In this context, a focus on women’s health equity has been a vital part of Núñez’s work. In addition to her role as associate dean, Núñez is also the director of the National Center of Excellence in Women’s Health, and the Women’s Health Education Program at Drexel.

Núñez is particularly proud of her contributions to heart health and awareness for women. In the early 1990s, she helped create a dissemination campaign that informed not just consumers, but also doctors and providers about the varying symptoms of heart attacks in women.

She believes that better research and funding options for how medications affect women is a necessary step towards addressing gaps in care. Núñez noted that once the field of obstetrics and gynecology was established, there was a view by medical providers that “oh good, we don’t have to do women’s things.”

“But that’s also just implying that you are your gonads,” Núñez observed.
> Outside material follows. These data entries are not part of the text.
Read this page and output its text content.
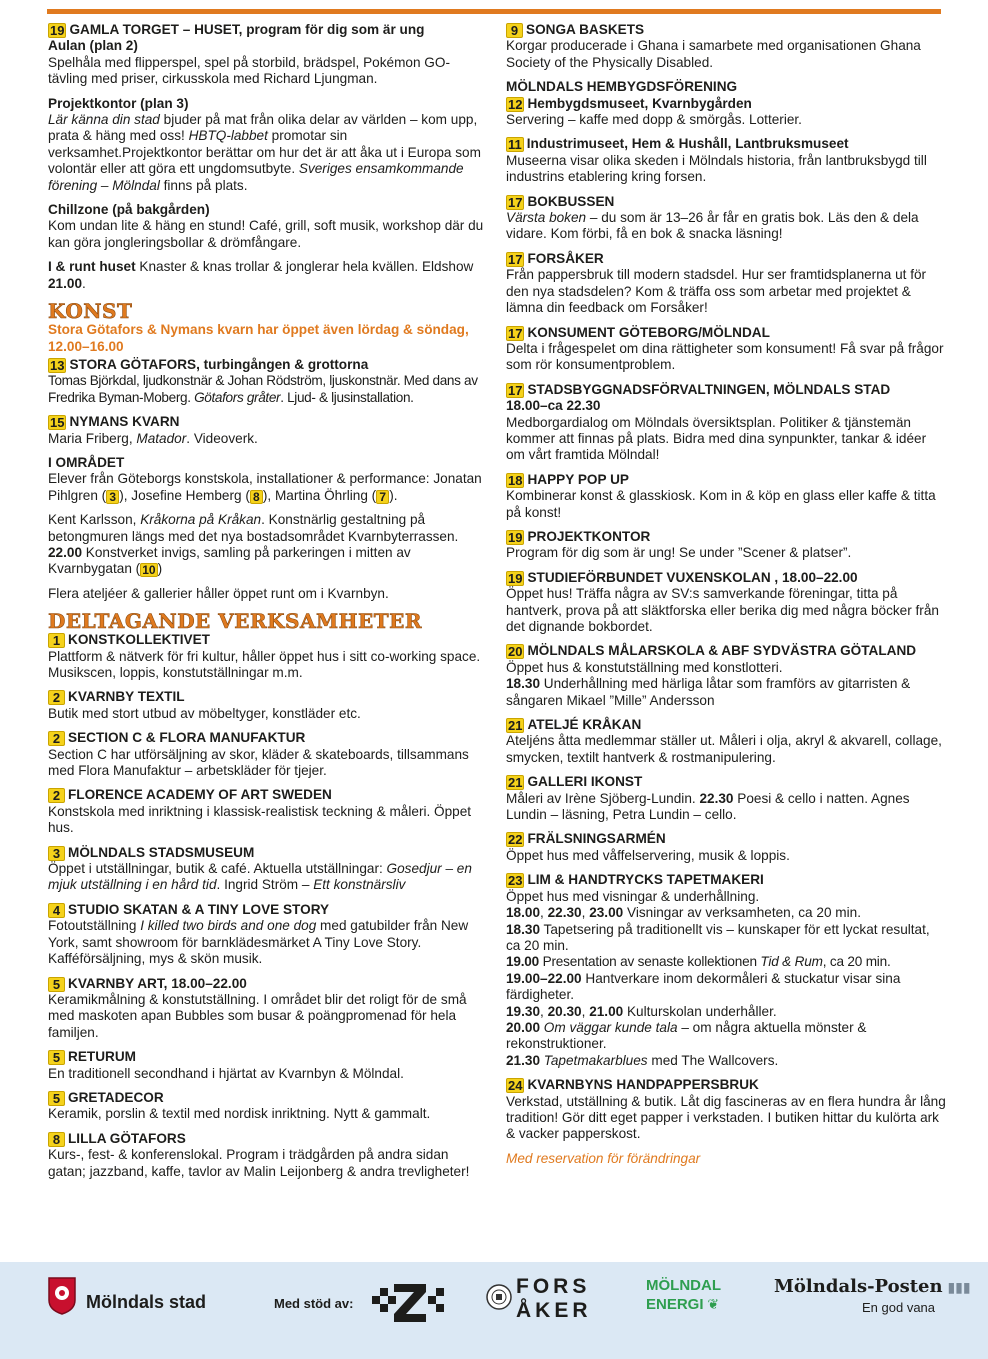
19 GAMLA TORGET – HUSET, program för dig som är ung
Aulan (plan 2)
Spelhåla med flipperspel, spel på storbild, brädspel, Pokémon GO-tävling med priser, cirkusskola med Richard Ljungman.
Projektkontor (plan 3)
Lär känna din stad bjuder på mat från olika delar av världen – kom upp, prata & häng med oss! HBTQ-labbet promotar sin verksamhet.Projektkontor berättar om hur det är att åka ut i Europa som volontär eller att göra ett ungdomsutbyte. Sveriges ensamkommande förening – Mölndal finns på plats.
Chillzone (på bakgården)
Kom undan lite & häng en stund! Café, grill, soft musik, workshop där du kan göra jongleringsbollar & drömfångare.
I & runt huset Knaster & knas trollar & jonglerar hela kvällen. Eldshow 21.00.
KONST
Stora Götafors & Nymans kvarn har öppet även lördag & söndag, 12.00–16.00
13 STORA GÖTAFORS, turbingången & grottorna
Tomas Björkdal, ljudkonstnär & Johan Rödström, ljuskonstnär. Med dans av Fredrika Byman-Moberg. Götafors gråter. Ljud- & ljusinstallation.
15 NYMANS KVARN
Maria Friberg, Matador. Videoverk.
I OMRÅDET
Elever från Göteborgs konstskola, installationer & performance: Jonatan Pihlgren ( 3 ), Josefine Hemberg ( 8 ), Martina Öhrling ( 7 ).
Kent Karlsson, Kråkorna på Kråkan. Konstnärlig gestaltning på betongmuren längs med det nya bostadsområdet Kvarnbyterrassen. 22.00 Konstverket invigs, samling på parkeringen i mitten av Kvarnbygatan ( 10 )
Flera ateljéer & gallerier håller öppet runt om i Kvarnbyn.
DELTAGANDE VERKSAMHETER
1 KONSTKOLLEKTIVET
Plattform & nätverk för fri kultur, håller öppet hus i sitt co-working space. Musikscen, loppis, konstutställningar m.m.
2 KVARNBY TEXTIL
Butik med stort utbud av möbeltyger, konstläder etc.
2 SECTION C & FLORA MANUFAKTUR
Section C har utförsäljning av skor, kläder & skateboards, tillsammans med Flora Manufaktur – arbetskläder för tjejer.
2 FLORENCE ACADEMY OF ART SWEDEN
Konstskola med inriktning i klassisk-realistisk teckning & måleri. Öppet hus.
3 MÖLNDALS STADSMUSEUM
Öppet i utställningar, butik & café. Aktuella utställningar: Gosedjur – en mjuk utställning i en hård tid. Ingrid Ström – Ett konstnärsliv
4 STUDIO SKATAN & A TINY LOVE STORY
Fotoutställning I killed two birds and one dog med gatubilder från New York, samt showroom för barnklädesmärket A Tiny Love Story. Kafféförsäljning, mys & skön musik.
5 KVARNBY ART, 18.00–22.00
Keramikmålning & konstutställning. I området blir det roligt för de små med maskoten apan Bubbles som busar & poängpromenad för hela familjen.
5 RETURUM
En traditionell secondhand i hjärtat av Kvarnbyn & Mölndal.
5 GRETADECOR
Keramik, porslin & textil med nordisk inriktning. Nytt & gammalt.
8 LILLA GÖTAFORS
Kurs-, fest- & konferenslokal. Program i trädgården på andra sidan gatan; jazzband, kaffe, tavlor av Malin Leijonberg & andra trevligheter!
9 SONGA BASKETS
Korgar producerade i Ghana i samarbete med organisationen Ghana Society of the Physically Disabled.
MÖLNDALS HEMBYGDSFÖRENING
12 Hembygdsmuseet, Kvarnbygården
Servering – kaffe med dopp & smörgås. Lotterier.
11 Industrimuseet, Hem & Hushåll, Lantbruksmuseet
Museerna visar olika skeden i Mölndals historia, från lantbruksbygd till industrins etablering kring forsen.
17 BOKBUSSEN
Värsta boken – du som är 13–26 år får en gratis bok. Läs den & dela vidare. Kom förbi, få en bok & snacka läsning!
17 FORSÅKER
Från pappersbruk till modern stadsdel. Hur ser framtidsplanerna ut för den nya stadsdelen? Kom & träffa oss som arbetar med projektet & lämna din feedback om Forsåker!
17 KONSUMENT GÖTEBORG/MÖLNDAL
Delta i frågespelet om dina rättigheter som konsument! Få svar på frågor som rör konsumentproblem.
17 STADSBYGGNADSFÖRVALTNINGEN, MÖLNDALS STAD
18.00–ca 22.30
Medborgardialog om Mölndals översiktsplan. Politiker & tjänstemän kommer att finnas på plats. Bidra med dina synpunkter, tankar & idéer om vårt framtida Mölndal!
18 HAPPY POP UP
Kombinerar konst & glasskiosk. Kom in & köp en glass eller kaffe & titta på konst!
19 PROJEKTKONTOR
Program för dig som är ung! Se under ”Scener & platser”.
19 STUDIEFÖRBUNDET VUXENSKOLAN , 18.00–22.00
Öppet hus! Träffa några av SV:s samverkande föreningar, titta på hantverk, prova på att släktforska eller berika dig med några böcker från det dignande bokbordet.
20 MÖLNDALS MÅLARSKOLA & ABF SYDVÄSTRA GÖTALAND
Öppet hus & konstutställning med konstlotteri.
18.30 Underhållning med härliga låtar som framförs av gitarristen & sångaren Mikael ”Mille” Andersson
21 ATELJÉ KRÅKAN
Ateljéns åtta medlemmar ställer ut. Måleri i olja, akryl & akvarell, collage, smycken, textilt hantverk & rostmanipulering.
21 GALLERI IKONST
Måleri av Irène Sjöberg-Lundin. 22.30 Poesi & cello i natten. Agnes Lundin – läsning, Petra Lundin – cello.
22 FRÄLSNINGSARMÉN
Öppet hus med våffelservering, musik & loppis.
23 LIM & HANDTRYCKS TAPETMAKERI
Öppet hus med visningar & underhållning.
18.00, 22.30, 23.00 Visningar av verksamheten, ca 20 min.
18.30 Tapetsering på traditionellt vis – kunskaper för ett lyckat resultat, ca 20 min.
19.00 Presentation av senaste kollektionen Tid & Rum, ca 20 min.
19.00–22.00 Hantverkare inom dekormåleri & stuckatur visar sina färdigheter.
19.30, 20.30, 21.00 Kulturskolan underhåller.
20.00 Om väggar kunde tala – om några aktuella mönster & rekonstruktioner.
21.30 Tapetmakarblues med The Wallcovers.
24 KVARNBYNS HANDPAPPERSBRUK
Verkstad, utställning & butik. Låt dig fascineras av en flera hundra år lång tradition! Gör ditt eget papper i verkstaden. I butiken hittar du kulörta ark & vacker papperskost.
Med reservation för förändringar
Mölndals stad	Med stöd av:
FORS
ÅKER
MÖLNDAL
ENERGI ❦
Mölndals-Posten ▮▮▮
En god vana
She said that many studies even today are still conducted with male mice and rats, which are cheaper for laboratories to purchase, and skew the results of drug trials so that most of what is known about how the drug operates is in relation to its effect on men.

“The things that we say are true were done on half the population” in many cases, Núñez said. 

Full circle

Though Núñez said she faced barriers in her journey through medicine, she is now in a position, and in an environment, where the focus is on expanding access to the medical field for people of more diverse backgrounds, and also enhancing the quality of care for all people.

Núñez said former Dean Daniel Schidlow and current Dean Charles Cairns of the Drexel University College of Medicine, along with the president of the university, John Fry, have helped continue and enhance the heritage of both Hahnemann Medical College, founded in 1848, and Woman’s Medical College of Pennsylvania, founded in 1850. The two colleges merged in 1996 to become Allegheny University of the Health Sciences, and then became Drexel University College of Medicine in 2002.

Both institutions historically looked to give underrepresented groups in medicine — women as well as immigrants and African-Americans — an opportunity to study in the field that had long been closed to them. It is a tradition which the school, under its new name, continues to uphold today, Núñez said.

Having providers that come from different backgrounds is essential for the quality of healthcare as a whole, she noted.

“The experiences and perspectives that you bring into the space flavors your antenna, in terms of what are the nuances, how do you understand what’s going on, and how can you best serve using your talents,” she said.

Though there are many obstacles that remain in establishing greater equity in healthcare, Núñez is as intent as ever on tackling every challenge she can find.

“I usually try to do not easy things,” she admitted with a laugh.